I also believe the department exceeded its constitutional authority by seeking and executing a search warrant against Mr. Lindell’s telephone, which gives investigators access to his computer files and other private and business data. The Framers of the Constitution abhorred the British practice of issuing general warrants, which empowered the government to search entire homes and businesses. The seizure and search of a cellphone in today’s connected world is more of a general search than rummaging through a home. Your entire life is stored on electronic devices.
Although the warrant in the Lindell case specified files that could be searched, it didn’t specify a protocol for separating the searchable from the private and privileged, thus leaving it to the discretion of Justice Department officials to make these constitutionally critical determinations. This is why we seek judicial relief, including the appointment of a special master and an injunction against Justice Department lawyers now combing through Mr. Lindell’s files. We are also trying to unseal the affidavit that accompanied the warrant request and to learn whether the FBI found Mr. Lindell at a Hardee’s restaurant in Mankato, Minn., via electronic surveillance performed without a warrant.
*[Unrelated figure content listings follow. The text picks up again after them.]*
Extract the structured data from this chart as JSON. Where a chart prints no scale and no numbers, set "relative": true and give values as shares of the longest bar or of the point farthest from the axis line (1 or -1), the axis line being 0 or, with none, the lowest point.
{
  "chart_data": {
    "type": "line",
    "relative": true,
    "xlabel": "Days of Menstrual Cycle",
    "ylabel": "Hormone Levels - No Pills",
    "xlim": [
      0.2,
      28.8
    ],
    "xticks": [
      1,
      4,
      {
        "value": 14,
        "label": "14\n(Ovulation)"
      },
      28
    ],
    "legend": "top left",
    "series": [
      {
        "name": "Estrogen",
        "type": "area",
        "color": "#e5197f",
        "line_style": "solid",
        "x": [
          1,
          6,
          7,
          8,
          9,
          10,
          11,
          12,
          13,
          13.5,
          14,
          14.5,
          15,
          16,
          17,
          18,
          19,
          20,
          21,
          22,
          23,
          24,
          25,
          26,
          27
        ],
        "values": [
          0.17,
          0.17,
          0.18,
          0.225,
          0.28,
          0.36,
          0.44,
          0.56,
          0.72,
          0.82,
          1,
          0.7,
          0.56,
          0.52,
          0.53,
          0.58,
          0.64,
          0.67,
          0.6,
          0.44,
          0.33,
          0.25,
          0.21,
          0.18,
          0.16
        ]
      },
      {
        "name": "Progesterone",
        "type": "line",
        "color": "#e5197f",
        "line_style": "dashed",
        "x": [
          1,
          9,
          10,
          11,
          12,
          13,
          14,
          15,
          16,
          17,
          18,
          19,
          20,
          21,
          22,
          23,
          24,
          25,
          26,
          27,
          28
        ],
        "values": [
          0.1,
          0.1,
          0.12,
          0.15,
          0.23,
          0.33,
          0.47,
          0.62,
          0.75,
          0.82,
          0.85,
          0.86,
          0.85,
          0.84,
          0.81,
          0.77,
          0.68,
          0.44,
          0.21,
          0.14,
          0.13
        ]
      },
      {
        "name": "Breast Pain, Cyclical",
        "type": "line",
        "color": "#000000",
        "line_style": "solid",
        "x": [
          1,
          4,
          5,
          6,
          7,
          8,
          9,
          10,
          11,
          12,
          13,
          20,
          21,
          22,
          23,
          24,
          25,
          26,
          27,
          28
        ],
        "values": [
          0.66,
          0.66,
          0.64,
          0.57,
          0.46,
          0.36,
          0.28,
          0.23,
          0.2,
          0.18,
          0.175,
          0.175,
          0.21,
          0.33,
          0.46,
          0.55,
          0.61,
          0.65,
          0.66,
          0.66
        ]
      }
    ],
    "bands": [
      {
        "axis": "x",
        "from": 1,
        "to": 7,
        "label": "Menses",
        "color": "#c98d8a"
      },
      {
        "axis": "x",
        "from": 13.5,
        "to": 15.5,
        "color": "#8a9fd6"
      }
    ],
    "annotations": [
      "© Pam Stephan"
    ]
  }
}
The power of the government to surveil and search its citizens shouldn’t be an issue that separates Democrats from Republicans or liberals from conservatives. All Americans should be concerned about limiting the power of the government. Tragically, we live in an age when partisanship determines which side of an important constitutional issue most people take.
If the Trump administration had done to a prominent Democratic supporter precisely what the Biden administration has done to Mr. Lindell, many Democrats would be outraged and support judicial relief. But today few Democratic lawyers will represent Trump Republicans whose constitutional rights have been violated. This is a tragedy that endangers the neutrality of our Constitution and the legal profession. I will continue to defend the Constitution equally on behalf of Democrats and Republicans.
Mr. Dershowitz is a professor emeritus at Harvard Law School and author of “The Price of Principle: Why Integrity Is Worth the Consequences.”